I know it eats you up each time you pass the beautiful glass library in Surry Hills – the realisation that due to that coffee-stained copy of The Da Vinci Code you lost three share-houses ago, you can never step foot into that building again.
Well, those dark days are over, after the City of Sydney has completely done away with fines – based on studies, and their own trails, that prove they simply don’t work, and actually act as a major deterrent in people returning long-overdue books.
Suzanne Buljan, the City of Sydney’s Manager of Libraries and Learning, told news.com.au the fines were a big barrier in people with long-overdue books returning to the library.

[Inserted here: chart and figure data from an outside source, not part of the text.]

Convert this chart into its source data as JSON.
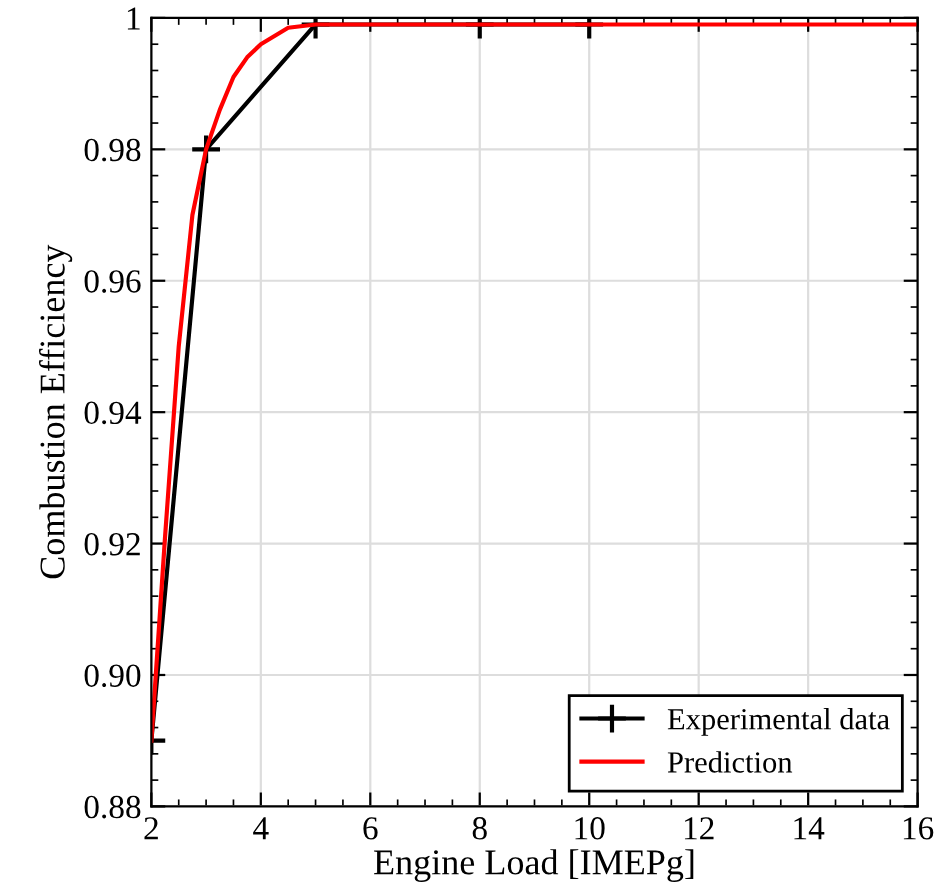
{
  "chart_data": {
    "type": "line",
    "xlabel": "Engine Load [IMEPg]",
    "ylabel": "Combustion Efficiency",
    "series": [
      {
        "name": "Experimental data",
        "color": "#000000",
        "marker": "cross",
        "x": [
          2,
          3,
          5,
          8,
          10
        ],
        "values": [
          0.89,
          0.98,
          0.999,
          0.999,
          0.999
        ]
      },
      {
        "name": "Prediction",
        "color": "#ff0000",
        "marker": "none",
        "x": [
          2,
          2.25,
          2.5,
          2.75,
          3,
          3.25,
          3.5,
          3.75,
          4,
          4.5,
          5,
          6,
          8,
          10,
          12,
          14,
          16
        ],
        "values": [
          0.89,
          0.921,
          0.95,
          0.97,
          0.98,
          0.986,
          0.991,
          0.994,
          0.996,
          0.9985,
          0.999,
          0.999,
          0.999,
          0.999,
          0.999,
          0.999,
          0.999
        ]
      }
    ],
    "xlim": [
      2,
      16
    ],
    "xticks": [
      2,
      4,
      6,
      8,
      10,
      12,
      14,
      16
    ],
    "ylim": [
      0.88,
      1
    ],
    "yticks": [
      {
        "value": 0.88,
        "label": "0.88"
      },
      {
        "value": 0.9,
        "label": "0.90"
      },
      {
        "value": 0.92,
        "label": "0.92"
      },
      {
        "value": 0.94,
        "label": "0.94"
      },
      {
        "value": 0.96,
        "label": "0.96"
      },
      {
        "value": 0.98,
        "label": "0.98"
      },
      1
    ],
    "grid": true,
    "legend": "bottom right"
  }
}
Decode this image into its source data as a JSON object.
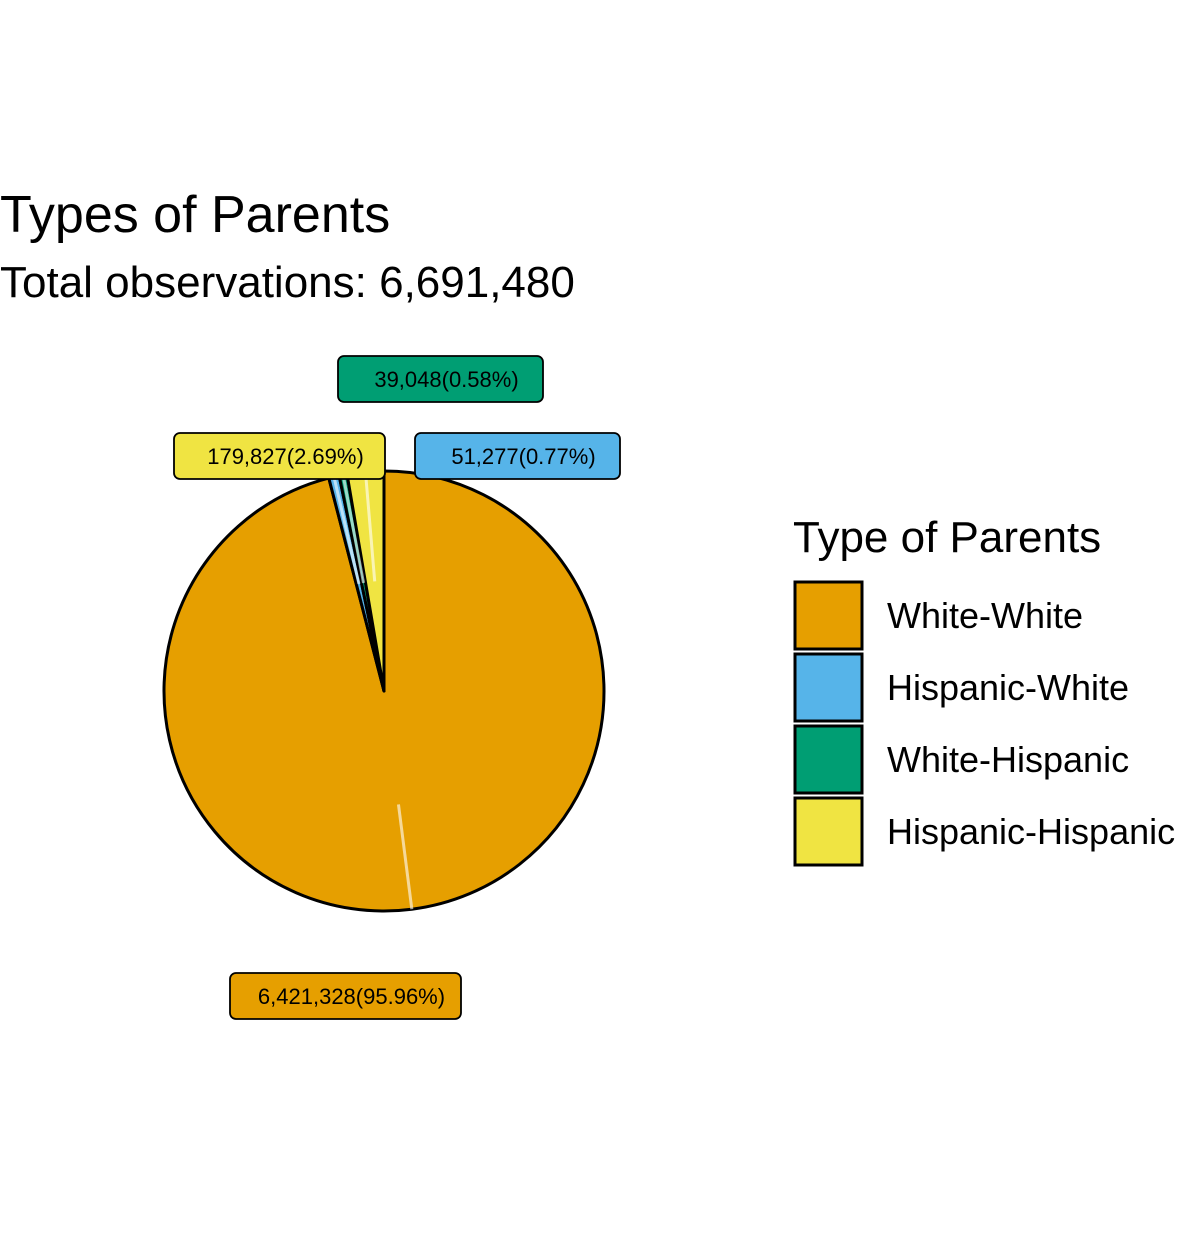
{
  "chart_data": {
    "type": "pie",
    "title": "Types of Parents",
    "subtitle": "Total observations: 6,691,480",
    "legend": {
      "title": "Type of Parents",
      "placement": "right"
    },
    "slices": [
      {
        "name": "White-White",
        "value": 6421328,
        "percent": 95.96,
        "label": "6,421,328(95.96%)",
        "color": "#E69F00"
      },
      {
        "name": "Hispanic-White",
        "value": 51277,
        "percent": 0.77,
        "label": "51,277(0.77%)",
        "color": "#56B4E9"
      },
      {
        "name": "White-Hispanic",
        "value": 39048,
        "percent": 0.58,
        "label": "39,048(0.58%)",
        "color": "#009E73"
      },
      {
        "name": "Hispanic-Hispanic",
        "value": 179827,
        "percent": 2.69,
        "label": "179,827(2.69%)",
        "color": "#F0E442"
      }
    ]
  }
}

“When you charge fines people feel they can’t come into library or they get defensive around the fine. So from having a financial implication to not bringing the book back — ‘you can’t do anything and owes us a fine’ — we’re changing people’s behaviour so they’re not being punished financially and it’s just about bringing the book back. Too much staff time was being spent on chasing fines rather than delivering services.”
The news comes after the library ran an eight-month, no-fine trail, and found that the return rate for overdue books being returned was three times higher.
“People weren’t embarrassed or afraid to come in”, Buljan adds, “and miraculously they were found that book that was down the back of the couch.”
The library does stress they will suspend idiots who actively abuse this system, so don’t. In the words of a literary great, “Unreal, banana peel!”